Symptoms of tissue hypoxia may occur with severe anemia or the presence of underlying heart disease. Typically, anemia develops gradually, and the physiologic compensation mitigates symptoms of anemia like shortness of breath and palpitation [4]. Hence, dyspnea is rarely the presenting symptom of B12 deficiency, which could cause shortness of breath by a combination of symptomatic anemia and muscular weakness [4,6,7]. Pernicious anemia is a subtype of B12 deficiency caused by autoantibodies targeting intrinsic factors, interfering with the absorption of B12. Pernicious anemia is associated with other autoimmune conditions such as thyroid disease or vitiligo [7].

At this stage, alternative causes of dyspnea, such as neuromuscular disease was coming higher in the list of differentials. MG is an autoimmune disease that affects neuromuscular transmission. MG usually presents a combination of weakness in ocular, bulbar, skeletal, and respiratory muscles [8]. An anti-acetylcholine antibody has a specificity close to 99%, which makes a false positive extremely unlikely. Also, the sensitivity of serology is 85% in generalized and close to 50% in ocular MG [9]. MG crisis, which causes respiratory failure, usually happens in the late stages of the disease, and patients have prior extensive neurological signs and symptoms. Isolated respiratory muscle weakness caused by MG is very rare and makes the diagnosis challenging [10]. MG is associated with other autoimmune diseases such as autoimmune thyroid disease or connective tissue disorders such as rheumatoid arthritis, lupus, and Sjogren's syndrome [11].

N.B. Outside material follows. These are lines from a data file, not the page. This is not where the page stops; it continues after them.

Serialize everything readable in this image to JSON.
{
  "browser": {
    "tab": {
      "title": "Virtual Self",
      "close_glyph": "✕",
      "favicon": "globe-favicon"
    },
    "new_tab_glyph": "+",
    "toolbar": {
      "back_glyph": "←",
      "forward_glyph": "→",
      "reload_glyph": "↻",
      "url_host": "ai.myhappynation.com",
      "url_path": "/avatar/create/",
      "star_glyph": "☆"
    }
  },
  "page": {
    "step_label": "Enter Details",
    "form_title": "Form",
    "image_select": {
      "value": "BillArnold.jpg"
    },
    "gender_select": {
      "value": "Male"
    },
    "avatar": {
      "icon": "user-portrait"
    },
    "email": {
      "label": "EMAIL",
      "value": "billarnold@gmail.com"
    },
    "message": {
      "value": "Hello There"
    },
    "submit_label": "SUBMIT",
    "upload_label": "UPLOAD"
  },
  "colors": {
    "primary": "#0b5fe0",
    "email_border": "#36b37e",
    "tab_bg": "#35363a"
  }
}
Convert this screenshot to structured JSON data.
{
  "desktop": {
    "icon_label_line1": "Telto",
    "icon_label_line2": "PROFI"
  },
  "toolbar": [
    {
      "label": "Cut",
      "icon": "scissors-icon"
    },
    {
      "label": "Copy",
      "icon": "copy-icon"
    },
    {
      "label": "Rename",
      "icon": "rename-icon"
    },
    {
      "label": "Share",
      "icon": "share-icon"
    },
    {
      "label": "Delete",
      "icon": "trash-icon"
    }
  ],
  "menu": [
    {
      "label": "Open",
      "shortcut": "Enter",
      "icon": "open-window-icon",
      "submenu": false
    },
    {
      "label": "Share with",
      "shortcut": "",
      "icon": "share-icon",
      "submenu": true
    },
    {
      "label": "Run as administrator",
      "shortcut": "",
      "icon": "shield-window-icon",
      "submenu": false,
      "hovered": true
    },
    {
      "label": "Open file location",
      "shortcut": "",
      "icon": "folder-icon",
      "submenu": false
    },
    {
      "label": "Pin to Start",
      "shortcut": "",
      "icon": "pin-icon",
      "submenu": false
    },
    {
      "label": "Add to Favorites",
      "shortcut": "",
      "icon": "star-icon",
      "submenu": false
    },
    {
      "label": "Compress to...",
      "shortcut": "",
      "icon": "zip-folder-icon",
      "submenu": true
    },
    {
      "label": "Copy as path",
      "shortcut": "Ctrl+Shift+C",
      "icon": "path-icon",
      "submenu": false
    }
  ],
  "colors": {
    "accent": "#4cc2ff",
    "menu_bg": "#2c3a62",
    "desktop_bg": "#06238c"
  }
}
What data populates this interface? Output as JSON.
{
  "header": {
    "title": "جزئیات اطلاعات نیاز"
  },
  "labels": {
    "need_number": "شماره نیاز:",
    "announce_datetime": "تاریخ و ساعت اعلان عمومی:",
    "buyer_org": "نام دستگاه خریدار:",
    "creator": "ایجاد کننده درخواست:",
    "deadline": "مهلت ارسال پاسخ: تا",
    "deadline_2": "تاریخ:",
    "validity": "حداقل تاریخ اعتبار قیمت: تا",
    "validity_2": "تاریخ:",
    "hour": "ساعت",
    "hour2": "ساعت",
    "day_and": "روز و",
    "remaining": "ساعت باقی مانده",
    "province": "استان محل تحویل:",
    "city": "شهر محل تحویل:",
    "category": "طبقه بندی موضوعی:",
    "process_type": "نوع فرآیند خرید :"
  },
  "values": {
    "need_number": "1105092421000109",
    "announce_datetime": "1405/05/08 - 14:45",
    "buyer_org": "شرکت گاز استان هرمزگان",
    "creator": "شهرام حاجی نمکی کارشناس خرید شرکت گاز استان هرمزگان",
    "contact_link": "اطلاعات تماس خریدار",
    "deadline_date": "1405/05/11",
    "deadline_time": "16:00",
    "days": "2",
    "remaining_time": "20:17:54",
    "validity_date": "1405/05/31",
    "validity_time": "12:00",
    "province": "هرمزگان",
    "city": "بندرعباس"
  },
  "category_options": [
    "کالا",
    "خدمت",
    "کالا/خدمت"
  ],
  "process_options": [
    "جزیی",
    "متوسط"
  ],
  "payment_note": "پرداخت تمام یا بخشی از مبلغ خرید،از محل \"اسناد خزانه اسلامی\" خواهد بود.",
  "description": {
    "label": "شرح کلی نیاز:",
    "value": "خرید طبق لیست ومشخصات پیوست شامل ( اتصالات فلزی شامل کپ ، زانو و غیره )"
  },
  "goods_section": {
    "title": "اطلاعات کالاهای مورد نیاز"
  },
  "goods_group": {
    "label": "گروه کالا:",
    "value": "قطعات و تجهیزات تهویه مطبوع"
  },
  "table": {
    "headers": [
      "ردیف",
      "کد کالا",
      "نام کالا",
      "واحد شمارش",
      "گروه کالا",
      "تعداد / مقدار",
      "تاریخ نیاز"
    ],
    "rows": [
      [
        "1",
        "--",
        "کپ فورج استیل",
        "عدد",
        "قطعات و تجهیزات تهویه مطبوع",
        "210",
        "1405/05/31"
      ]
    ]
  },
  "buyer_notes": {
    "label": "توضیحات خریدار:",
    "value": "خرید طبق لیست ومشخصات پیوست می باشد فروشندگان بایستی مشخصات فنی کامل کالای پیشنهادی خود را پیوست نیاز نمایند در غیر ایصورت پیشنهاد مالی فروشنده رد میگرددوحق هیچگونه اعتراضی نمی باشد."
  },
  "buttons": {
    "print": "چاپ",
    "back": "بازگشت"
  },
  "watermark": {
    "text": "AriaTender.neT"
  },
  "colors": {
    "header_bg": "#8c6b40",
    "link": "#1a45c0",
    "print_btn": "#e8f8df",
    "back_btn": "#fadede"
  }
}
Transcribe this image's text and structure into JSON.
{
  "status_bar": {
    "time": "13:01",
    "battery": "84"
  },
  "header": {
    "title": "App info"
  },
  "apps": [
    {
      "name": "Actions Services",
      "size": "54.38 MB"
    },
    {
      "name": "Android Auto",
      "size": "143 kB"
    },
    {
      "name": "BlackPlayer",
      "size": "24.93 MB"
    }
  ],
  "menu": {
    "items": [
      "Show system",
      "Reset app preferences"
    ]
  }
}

The coexistence of pernicious anemia and MG is extremely rare, and to the best of our knowledge, only two other cases have been reported so far [12,13].

Conclusions

Dyspnea is a widespread symptom with a broad differential diagnosis, including pulmonary diseases, cardiovascular insufficiency, anemia, neuromuscular disorders, obesity, or deconditioning. Providers must recognize the possibility of contribution from different etiologies. Cardiopulmonary-related dyspnea is one of the most prevalent, but other differentials like anemia and neuromuscular diseases need to be considered as well. In this case, the diagnosis of concurrent pernicious anemia and MG, which are rare causes of dyspnea, led to therapy with resolution of shortness of breath. The coexistence of pernicious anemia and MG is extremely rare, and to the best of our knowledge, only two other cases have been reported so far.